Pala di Asolo o Madonna Assunta con i santi Antonio e Ludovico da Tolosa o Apparizione della Madonna ai ss. Antonio abate e Ludovico da Tolosa.
Olio su tavola di 175 x 162 cm, opera giovanile di Lorenzo Lotto (Venezia, 1480 – Loreto, 1557).
Firmato e datato 1506 sul cartiglio al centro in basso: “Laurent[ius] Lotus / Junio(.) M.D.VI”.

La presenza dei due santi ai lati, Antonio abate a sinistra e Ludovico di Tolosa a destra, presi dalla visione estatica, e la mancanza degli Apostoli, fa assumere al dipinto una connotazione più da “apparizione” che da assunzione.

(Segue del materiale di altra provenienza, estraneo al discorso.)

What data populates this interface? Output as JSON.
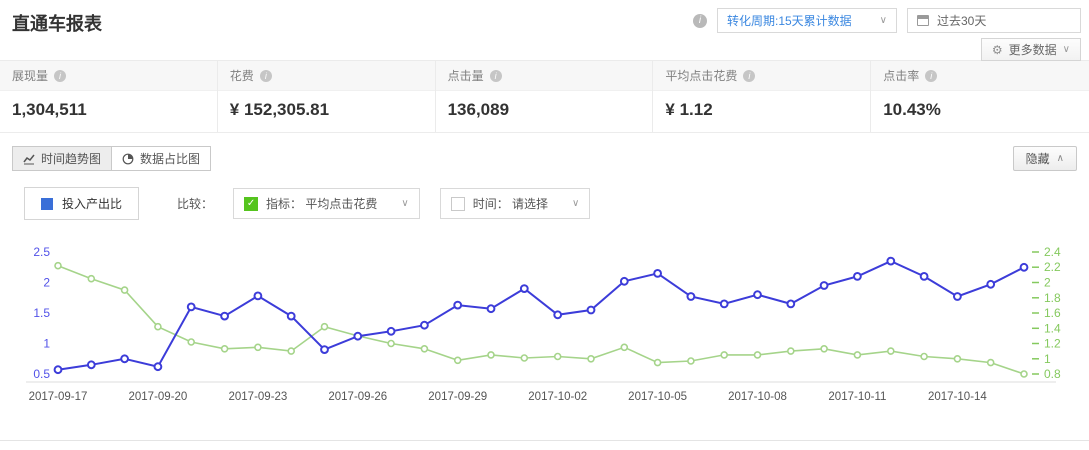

Tra le ipotesi relative alla committenza, la più accreditata è un’assegnazione alle volontà della confraternita dei Battuti, che in duomo aveva un altare dedicato a sant’Antonio abate per cui commissionerà più tardi una tela a Jacopo Bassano, di dimensioni e composizione identiche a quelle di Lotto, anche se parte della critica scorge nel volto della Vergine le sembianze di Caterina Cornaro.
L’attenzione con cui il pittore si sofferma sui dettagli naturalistici e sul paesaggio, reso con dovizia di particolari, dimostra una meditazione profonda e originale sull’insegnamento dei fiamminghi: l’alloro, il cipresso e la quercia, descritti meticolosamente alle spalle dei protagonisti, ma anche alcune  specie vegetali medicinali (sono state individuate: la primula, il verbasco, una pianta di polmonaria e foglie di piantaggine), sono elementi che rafforzano la presenza di sant’Antonio abate e Ludovico, tradizionalmente invocati per la protezione dalle malattie, e dunque particolarmente familiari alla confraternita, che gestiva l’ospedale cittadino.
Anche la scelta tipologica della Madonna assunta fa riferimento alla titolazione del Duomo.

Sant’Antonio è raffigurato appoggiato al bastone a tau, indossa un mantello nero e un insolito saio rosso.